Wen was first author of a paper describing the research, appearing online Oct. 20 in the journal Cerebral Cortex.

“Neuroscience is trying to map which parts of the brain are responsible for specific functionality,” Wen explained. “This is a landmark goal of neuroscience. I think what we report in this paper moves us closer to achieving that goal. Using our technique, you may visualize the specific information represented by any brain location, and screen through all the locations in the brain’s visual cortex. By doing that, you can see how the brain divides a visual scene into pieces, and re-assembles the pieces into a full understanding of the visual scene.”

The researchers also were able to use models trained with data from one human subject to predict and decode the brain activity of a different human subject, a process called “cross-subject encoding and decoding.” This finding is important because it demonstrates the potential for broad applications of such models to study brain function, including people with visual deficits.

The research has been funded by the National Institute of Mental Health. The work is affiliated with the Purdue Institute for Integrative Neuroscience. Data reported in this paper are also publicly available at the Laboratory of Integrated Brain Imaging website.

UPDATE Oct. 28, 2017 — Additional figure added, comparing the original images and those reconstructed from the subject’s cortical fMRI responses to the movie; subhead revised to clarify the CNN function. Two references also added.

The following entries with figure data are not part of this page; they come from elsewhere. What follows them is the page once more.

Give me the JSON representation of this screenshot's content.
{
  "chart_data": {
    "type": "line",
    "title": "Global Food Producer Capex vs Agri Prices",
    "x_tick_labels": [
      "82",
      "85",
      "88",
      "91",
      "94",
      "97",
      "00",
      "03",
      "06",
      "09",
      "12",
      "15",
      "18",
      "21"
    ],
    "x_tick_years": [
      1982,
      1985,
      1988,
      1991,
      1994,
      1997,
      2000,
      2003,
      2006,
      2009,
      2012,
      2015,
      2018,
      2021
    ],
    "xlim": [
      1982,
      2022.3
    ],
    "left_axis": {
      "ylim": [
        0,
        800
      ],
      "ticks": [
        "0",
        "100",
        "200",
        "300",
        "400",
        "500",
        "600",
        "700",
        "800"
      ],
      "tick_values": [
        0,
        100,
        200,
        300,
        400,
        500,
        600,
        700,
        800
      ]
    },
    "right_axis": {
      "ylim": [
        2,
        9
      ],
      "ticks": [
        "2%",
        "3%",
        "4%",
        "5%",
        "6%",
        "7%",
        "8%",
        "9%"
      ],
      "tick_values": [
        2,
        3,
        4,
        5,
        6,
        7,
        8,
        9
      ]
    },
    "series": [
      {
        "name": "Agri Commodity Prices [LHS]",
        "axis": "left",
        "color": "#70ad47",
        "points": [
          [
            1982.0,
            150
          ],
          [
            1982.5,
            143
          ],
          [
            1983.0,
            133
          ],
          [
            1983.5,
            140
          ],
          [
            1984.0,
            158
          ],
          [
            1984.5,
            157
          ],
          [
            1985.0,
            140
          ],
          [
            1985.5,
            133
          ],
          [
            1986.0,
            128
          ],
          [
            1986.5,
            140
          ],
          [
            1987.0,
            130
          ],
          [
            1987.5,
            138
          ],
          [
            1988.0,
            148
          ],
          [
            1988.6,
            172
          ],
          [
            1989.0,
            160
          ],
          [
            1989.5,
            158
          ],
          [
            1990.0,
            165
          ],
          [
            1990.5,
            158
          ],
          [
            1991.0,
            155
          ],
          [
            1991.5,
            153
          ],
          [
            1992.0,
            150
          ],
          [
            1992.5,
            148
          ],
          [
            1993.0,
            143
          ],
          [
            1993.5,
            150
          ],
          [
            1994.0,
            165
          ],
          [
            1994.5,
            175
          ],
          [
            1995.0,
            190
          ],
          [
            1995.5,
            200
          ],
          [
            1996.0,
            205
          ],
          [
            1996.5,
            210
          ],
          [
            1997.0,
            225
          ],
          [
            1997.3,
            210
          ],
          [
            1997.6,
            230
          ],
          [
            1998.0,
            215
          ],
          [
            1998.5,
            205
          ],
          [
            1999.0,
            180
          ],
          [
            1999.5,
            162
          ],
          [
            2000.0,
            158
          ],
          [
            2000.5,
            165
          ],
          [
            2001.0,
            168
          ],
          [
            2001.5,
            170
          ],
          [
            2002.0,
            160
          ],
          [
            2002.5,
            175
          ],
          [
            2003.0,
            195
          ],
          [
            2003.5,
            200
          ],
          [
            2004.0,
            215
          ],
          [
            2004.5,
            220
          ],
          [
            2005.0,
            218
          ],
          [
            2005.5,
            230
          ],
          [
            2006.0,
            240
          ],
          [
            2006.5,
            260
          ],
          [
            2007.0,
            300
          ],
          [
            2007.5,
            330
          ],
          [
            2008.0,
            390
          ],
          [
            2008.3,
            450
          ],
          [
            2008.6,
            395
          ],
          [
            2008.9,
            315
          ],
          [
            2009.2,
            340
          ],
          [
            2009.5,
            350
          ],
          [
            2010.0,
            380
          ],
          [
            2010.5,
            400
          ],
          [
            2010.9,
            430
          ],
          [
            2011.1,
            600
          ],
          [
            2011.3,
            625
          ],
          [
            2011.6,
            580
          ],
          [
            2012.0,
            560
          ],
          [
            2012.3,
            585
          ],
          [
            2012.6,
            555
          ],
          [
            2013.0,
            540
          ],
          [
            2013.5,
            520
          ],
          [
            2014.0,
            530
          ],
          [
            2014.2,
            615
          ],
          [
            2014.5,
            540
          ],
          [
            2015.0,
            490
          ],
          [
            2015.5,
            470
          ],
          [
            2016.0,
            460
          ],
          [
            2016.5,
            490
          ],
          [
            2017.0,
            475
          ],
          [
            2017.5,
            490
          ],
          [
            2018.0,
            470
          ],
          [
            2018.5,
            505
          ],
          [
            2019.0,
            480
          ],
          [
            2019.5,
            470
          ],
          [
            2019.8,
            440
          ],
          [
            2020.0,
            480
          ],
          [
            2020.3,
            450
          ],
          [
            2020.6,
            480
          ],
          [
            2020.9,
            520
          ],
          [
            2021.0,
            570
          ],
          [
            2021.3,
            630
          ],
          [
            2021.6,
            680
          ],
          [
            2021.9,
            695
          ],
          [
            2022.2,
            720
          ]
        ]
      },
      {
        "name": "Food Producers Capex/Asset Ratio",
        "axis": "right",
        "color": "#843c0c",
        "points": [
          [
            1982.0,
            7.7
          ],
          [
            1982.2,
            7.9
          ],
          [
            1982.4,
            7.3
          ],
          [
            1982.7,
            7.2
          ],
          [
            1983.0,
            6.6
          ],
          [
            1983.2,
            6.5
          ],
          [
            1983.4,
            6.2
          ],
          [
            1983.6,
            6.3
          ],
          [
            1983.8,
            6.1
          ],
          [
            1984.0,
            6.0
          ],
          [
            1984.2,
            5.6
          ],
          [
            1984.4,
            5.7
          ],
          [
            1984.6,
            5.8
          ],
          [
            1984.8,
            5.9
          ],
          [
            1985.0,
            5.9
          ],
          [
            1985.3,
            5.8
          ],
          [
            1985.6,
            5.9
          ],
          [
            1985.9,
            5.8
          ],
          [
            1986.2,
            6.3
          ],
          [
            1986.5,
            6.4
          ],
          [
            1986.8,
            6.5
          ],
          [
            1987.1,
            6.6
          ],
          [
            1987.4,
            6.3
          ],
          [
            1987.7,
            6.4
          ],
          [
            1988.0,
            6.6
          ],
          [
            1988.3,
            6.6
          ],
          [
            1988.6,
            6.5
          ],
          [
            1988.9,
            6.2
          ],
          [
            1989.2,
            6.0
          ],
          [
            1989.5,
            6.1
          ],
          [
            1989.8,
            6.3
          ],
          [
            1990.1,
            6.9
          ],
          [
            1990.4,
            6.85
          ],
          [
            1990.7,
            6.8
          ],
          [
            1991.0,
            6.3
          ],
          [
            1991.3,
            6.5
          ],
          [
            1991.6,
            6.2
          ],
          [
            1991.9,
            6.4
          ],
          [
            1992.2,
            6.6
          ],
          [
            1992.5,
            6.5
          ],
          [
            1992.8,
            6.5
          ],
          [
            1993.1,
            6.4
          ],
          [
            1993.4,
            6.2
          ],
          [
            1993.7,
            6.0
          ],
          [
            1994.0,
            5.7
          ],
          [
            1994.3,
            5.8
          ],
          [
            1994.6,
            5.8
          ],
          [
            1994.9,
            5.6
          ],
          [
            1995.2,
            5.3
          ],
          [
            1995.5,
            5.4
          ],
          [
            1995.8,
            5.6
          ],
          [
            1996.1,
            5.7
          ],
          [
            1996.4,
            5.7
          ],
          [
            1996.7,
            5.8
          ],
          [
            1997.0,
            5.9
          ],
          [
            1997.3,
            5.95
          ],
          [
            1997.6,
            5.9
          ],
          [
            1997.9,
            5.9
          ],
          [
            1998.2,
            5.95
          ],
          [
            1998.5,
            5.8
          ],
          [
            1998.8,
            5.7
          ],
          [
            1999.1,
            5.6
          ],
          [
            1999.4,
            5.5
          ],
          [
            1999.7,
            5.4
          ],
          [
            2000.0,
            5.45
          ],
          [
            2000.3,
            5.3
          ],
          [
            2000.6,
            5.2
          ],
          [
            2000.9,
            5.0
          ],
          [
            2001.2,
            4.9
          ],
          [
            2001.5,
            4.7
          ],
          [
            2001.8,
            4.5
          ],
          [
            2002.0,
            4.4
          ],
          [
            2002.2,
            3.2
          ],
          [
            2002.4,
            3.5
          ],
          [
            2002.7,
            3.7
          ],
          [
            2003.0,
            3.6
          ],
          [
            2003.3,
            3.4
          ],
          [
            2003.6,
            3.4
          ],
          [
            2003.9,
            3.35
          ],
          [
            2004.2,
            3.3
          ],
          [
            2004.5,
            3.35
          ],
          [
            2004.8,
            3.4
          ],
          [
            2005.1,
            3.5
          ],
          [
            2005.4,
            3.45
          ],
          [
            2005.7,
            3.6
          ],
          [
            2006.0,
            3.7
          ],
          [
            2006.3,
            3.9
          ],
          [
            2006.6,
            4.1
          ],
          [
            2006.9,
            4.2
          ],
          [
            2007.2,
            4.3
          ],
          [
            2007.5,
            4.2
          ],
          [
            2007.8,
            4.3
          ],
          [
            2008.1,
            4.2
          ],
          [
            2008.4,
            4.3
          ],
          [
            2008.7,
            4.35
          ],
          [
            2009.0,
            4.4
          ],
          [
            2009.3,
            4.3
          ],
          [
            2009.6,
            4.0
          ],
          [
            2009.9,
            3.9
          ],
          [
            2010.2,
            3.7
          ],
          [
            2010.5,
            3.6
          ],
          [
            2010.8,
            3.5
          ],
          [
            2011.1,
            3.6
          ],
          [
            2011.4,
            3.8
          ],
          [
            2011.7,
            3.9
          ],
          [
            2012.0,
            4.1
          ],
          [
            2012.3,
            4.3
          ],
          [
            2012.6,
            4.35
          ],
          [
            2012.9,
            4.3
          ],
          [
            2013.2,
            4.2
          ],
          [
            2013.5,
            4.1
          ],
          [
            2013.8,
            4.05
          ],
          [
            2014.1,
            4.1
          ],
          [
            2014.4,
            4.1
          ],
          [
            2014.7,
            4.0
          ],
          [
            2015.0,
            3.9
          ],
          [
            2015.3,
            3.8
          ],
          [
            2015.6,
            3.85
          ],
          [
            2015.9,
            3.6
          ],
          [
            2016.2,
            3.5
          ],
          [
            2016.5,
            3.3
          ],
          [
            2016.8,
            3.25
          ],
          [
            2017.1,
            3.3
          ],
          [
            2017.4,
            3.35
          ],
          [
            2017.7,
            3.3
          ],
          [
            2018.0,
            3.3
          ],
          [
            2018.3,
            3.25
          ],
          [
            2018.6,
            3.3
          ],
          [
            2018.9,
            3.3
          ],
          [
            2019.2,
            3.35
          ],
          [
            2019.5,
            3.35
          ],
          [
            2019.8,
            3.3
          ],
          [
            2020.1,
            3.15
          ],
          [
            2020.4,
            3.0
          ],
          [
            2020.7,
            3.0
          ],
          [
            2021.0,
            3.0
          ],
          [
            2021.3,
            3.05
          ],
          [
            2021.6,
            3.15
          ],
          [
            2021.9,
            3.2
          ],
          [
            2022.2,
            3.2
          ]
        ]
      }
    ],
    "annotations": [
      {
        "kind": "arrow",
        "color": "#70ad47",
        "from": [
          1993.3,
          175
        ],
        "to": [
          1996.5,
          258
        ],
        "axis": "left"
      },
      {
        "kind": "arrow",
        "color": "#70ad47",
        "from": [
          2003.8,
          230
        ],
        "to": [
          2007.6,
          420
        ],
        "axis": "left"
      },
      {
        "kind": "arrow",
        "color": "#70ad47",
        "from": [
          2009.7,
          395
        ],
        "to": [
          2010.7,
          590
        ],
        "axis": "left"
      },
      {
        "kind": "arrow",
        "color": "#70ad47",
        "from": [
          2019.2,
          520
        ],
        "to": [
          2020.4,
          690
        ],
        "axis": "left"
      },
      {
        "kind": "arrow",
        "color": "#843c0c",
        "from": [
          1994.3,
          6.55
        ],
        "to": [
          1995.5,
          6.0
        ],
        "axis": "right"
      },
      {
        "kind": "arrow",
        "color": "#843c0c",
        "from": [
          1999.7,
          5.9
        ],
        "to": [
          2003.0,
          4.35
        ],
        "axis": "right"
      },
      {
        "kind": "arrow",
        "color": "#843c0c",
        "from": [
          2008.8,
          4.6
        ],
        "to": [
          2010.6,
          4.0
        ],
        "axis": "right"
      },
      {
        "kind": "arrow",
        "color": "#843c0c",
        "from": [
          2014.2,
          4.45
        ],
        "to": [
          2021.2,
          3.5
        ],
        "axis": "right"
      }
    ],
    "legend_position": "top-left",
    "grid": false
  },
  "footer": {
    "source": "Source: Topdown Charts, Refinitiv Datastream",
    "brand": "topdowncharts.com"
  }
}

Abstract of Neural Encoding and Decoding with Deep Learning for Dynamic Natural Vision

Convolutional neural network (CNN) driven by image recognition has been shown to be able to explain cortical responses to static pictures at ventral-stream areas. Here, we further showed that such CNN could reliably predict and decode functional magnetic resonance imaging data from humans watching natural movies, despite its lack of any mechanism to account for temporal dynamics or feedback processing. Using separate data, encoding and decoding models were developed and evaluated for describing the bi-directional relationships between the CNN and the brain. Through the encoding models, the CNN-predicted areas covered not only the ventral stream, but also the dorsal stream, albeit to a lesser degree; single-voxel response was visualized as the specific pixel pattern that drove the response, revealing the distinct representation of individual cortical location; cortical activation was synthesized from natural images with high-throughput to map category representation, contrast, and selectivity. Through the decoding models, fMRI signals were directly decoded to estimate the feature representations in both visual and semantic spaces, for direct visual reconstruction and semantic categorization, respectively. These results corroborate, generalize, and extend previous findings, and highlight the value of using deep learning, as an all-in-one model of the visual cortex, to understand and decode natural vision.